My dad snorted, and I couldn’t help but grin. I had no doubt the kid was only telling me what I wanted to hear, but we were in the home stretch of our trip to our new life in Michigan. A moving company was bringing all of our belongings to our new home, and all we’d have to do when we arrived was unpack.
Following the signs, I turned left at the end of the exit and immediately pulled into a gas station parking lot, easing to a stop in a space alongside the building.

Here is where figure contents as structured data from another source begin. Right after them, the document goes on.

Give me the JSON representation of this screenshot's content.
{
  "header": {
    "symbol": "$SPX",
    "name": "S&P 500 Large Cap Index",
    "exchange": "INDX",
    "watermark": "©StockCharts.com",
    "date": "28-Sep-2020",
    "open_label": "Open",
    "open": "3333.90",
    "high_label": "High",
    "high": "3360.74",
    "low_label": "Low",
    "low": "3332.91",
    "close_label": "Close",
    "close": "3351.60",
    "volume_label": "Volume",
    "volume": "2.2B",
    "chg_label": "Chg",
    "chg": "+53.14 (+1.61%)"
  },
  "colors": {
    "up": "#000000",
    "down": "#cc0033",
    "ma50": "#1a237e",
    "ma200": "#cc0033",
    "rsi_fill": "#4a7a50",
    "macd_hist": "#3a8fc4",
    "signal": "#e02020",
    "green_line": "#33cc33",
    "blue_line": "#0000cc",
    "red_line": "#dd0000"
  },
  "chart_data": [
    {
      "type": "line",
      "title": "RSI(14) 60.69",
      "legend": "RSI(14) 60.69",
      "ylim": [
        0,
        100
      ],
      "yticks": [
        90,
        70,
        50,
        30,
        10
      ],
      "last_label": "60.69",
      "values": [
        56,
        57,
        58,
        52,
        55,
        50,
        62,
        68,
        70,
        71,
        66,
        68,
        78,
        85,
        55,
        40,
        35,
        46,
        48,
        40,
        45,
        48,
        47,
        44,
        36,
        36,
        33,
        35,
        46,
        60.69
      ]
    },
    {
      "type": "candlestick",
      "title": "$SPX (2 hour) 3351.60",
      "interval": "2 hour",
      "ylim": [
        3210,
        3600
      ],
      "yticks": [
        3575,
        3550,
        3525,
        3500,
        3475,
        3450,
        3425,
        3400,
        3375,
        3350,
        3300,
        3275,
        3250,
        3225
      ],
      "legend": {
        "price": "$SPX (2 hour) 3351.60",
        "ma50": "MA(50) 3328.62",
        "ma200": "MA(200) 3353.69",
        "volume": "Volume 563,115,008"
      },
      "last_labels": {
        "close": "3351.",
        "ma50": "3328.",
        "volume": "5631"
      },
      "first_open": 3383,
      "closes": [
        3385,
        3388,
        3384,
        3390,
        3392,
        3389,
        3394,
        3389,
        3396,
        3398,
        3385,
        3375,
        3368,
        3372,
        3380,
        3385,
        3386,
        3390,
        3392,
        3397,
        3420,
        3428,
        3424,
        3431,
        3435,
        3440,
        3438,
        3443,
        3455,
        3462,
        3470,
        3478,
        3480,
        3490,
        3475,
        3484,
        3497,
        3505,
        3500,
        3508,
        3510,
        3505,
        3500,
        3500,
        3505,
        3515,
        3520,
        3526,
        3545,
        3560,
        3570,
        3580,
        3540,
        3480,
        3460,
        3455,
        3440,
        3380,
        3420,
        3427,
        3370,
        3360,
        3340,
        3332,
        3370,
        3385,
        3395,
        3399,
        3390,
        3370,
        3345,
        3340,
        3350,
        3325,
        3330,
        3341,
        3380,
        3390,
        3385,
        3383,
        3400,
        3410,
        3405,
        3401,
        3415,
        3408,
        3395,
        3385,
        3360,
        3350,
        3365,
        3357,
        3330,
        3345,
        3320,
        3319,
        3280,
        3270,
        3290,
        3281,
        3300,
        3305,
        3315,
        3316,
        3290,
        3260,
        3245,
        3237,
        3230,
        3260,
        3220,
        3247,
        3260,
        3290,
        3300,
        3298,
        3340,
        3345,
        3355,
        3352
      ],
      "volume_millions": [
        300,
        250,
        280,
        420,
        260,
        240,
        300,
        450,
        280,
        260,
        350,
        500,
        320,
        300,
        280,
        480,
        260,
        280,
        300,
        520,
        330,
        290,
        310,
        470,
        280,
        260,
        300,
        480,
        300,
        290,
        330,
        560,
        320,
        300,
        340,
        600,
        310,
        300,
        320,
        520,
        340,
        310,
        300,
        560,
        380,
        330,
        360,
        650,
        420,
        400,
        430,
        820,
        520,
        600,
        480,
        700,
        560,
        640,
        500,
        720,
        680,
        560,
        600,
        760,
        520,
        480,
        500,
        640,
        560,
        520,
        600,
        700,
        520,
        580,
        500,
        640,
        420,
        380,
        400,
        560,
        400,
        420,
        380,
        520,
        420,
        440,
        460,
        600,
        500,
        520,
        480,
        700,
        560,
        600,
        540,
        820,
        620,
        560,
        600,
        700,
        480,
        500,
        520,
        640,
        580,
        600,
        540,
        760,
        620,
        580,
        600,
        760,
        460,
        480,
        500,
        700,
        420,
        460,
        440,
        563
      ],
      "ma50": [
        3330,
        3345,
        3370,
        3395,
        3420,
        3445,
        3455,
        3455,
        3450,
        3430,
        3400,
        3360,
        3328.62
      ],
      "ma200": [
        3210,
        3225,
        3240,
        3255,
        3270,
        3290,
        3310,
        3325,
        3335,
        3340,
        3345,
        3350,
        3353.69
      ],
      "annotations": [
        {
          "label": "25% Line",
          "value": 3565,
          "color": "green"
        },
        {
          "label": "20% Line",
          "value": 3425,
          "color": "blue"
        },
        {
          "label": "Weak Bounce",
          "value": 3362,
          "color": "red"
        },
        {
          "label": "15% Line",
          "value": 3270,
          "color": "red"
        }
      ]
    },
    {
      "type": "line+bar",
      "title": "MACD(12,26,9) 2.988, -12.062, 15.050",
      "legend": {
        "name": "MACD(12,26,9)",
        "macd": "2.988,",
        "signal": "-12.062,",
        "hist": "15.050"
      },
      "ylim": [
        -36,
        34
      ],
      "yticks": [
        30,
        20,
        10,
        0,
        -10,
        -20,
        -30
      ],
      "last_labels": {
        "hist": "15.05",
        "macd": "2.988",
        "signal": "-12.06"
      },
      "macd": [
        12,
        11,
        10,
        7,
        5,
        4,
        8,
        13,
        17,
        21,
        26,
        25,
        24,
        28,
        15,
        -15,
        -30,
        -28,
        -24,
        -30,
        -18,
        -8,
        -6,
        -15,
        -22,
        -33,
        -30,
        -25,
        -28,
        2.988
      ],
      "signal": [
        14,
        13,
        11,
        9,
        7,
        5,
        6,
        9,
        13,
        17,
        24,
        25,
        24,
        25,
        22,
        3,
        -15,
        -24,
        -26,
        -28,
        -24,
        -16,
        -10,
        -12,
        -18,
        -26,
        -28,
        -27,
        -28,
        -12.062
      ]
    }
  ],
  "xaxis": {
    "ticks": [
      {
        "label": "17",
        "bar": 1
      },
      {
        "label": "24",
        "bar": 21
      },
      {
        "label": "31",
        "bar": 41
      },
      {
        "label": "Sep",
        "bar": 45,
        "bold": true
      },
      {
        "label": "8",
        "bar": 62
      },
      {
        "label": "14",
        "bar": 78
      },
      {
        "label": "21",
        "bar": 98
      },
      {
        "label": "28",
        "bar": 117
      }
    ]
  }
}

“You want to take him?” I asked my dad.
“Hell no,” he said. “I love that kid, but you’re on piss duty. I’ll keep an eye on the car.”
I rolled my eyes but got out and went around the back to free Hansen from his car seat.
“I gonna go potty,” he said as I grabbed his hand and walked us inside.
“Yeah, bud. You’re gonna go potty.”
“Are you gonna go too?”
I shook my head as we stepped inside the dimly lit restroom and locked the door before I bent to help him with his pants and underwear.
“Nope. This one is all you, kid.”
The problem with traveling and potty training a boy, I’d quickly come to learn, was that Hansen was too short to reach the toilet, which meant I had to hold him up and let him do his business.
Yeah, I had to hold him over the toilet so he could direct his little stream into the bowl instead of all over himself and the ground.
And who said parenthood wasn’t glamorous?
Once he finished, I helped him dress again then withdrew the bottle of hand sanitizer from my pocket and squirted some into his hands, which he enthusiastically rubbed together and said, “All clean!”
I laughed and grabbed his hand again, leading us back outside.
Five minutes later, we were back on the road.
We’d barely left our old life behind, but the more miles I put between my family and the city made the weight I’d been carrying lessen significantly.
My life may have been in shambles, the events of six months ago dragging me deep into a pit of despair I hadn’t been sure I’d ever find my way out of. But taking the first step into this new chapter was my way of digging myself out of that hole.
And for some reason, when we pulled up outside of our new home—a one-story Craftsman style on the edge of Apple Blossom Bay that had great bones and just needed some updating—I could already see the light.
“I can’t believe you’releaving me,” my sister Delia whined, throwing herself backward onto my bed.
I made a squeak of protest when she disrupted the carefully folded stacks of clothes I’d set out to pack.
“Excuse you,” Chloe protested. “You’re not the only one she’s leaving.”
I rolled my eyes. “At least you three will still have each other,” I said, gesturing to Chloe, Delia, and our other sister, Ella.
“Yeah, but it won’t be the same,” Ella murmured.
“It hasn’t been the same since Amara left,” I shrugged. “C’mon, you guys. Let’s not get all sappy here. It’s not like I’m moving to Europe like Mar did. I’m just going to Chicago.”
“Might as well be the other side of the world,” Delia pouted.
I picked up a sock ball and tossed it at her head. “God, you’re dramatic.”
Delia yelped, then lifted a rolled-up tee and whipped it at me.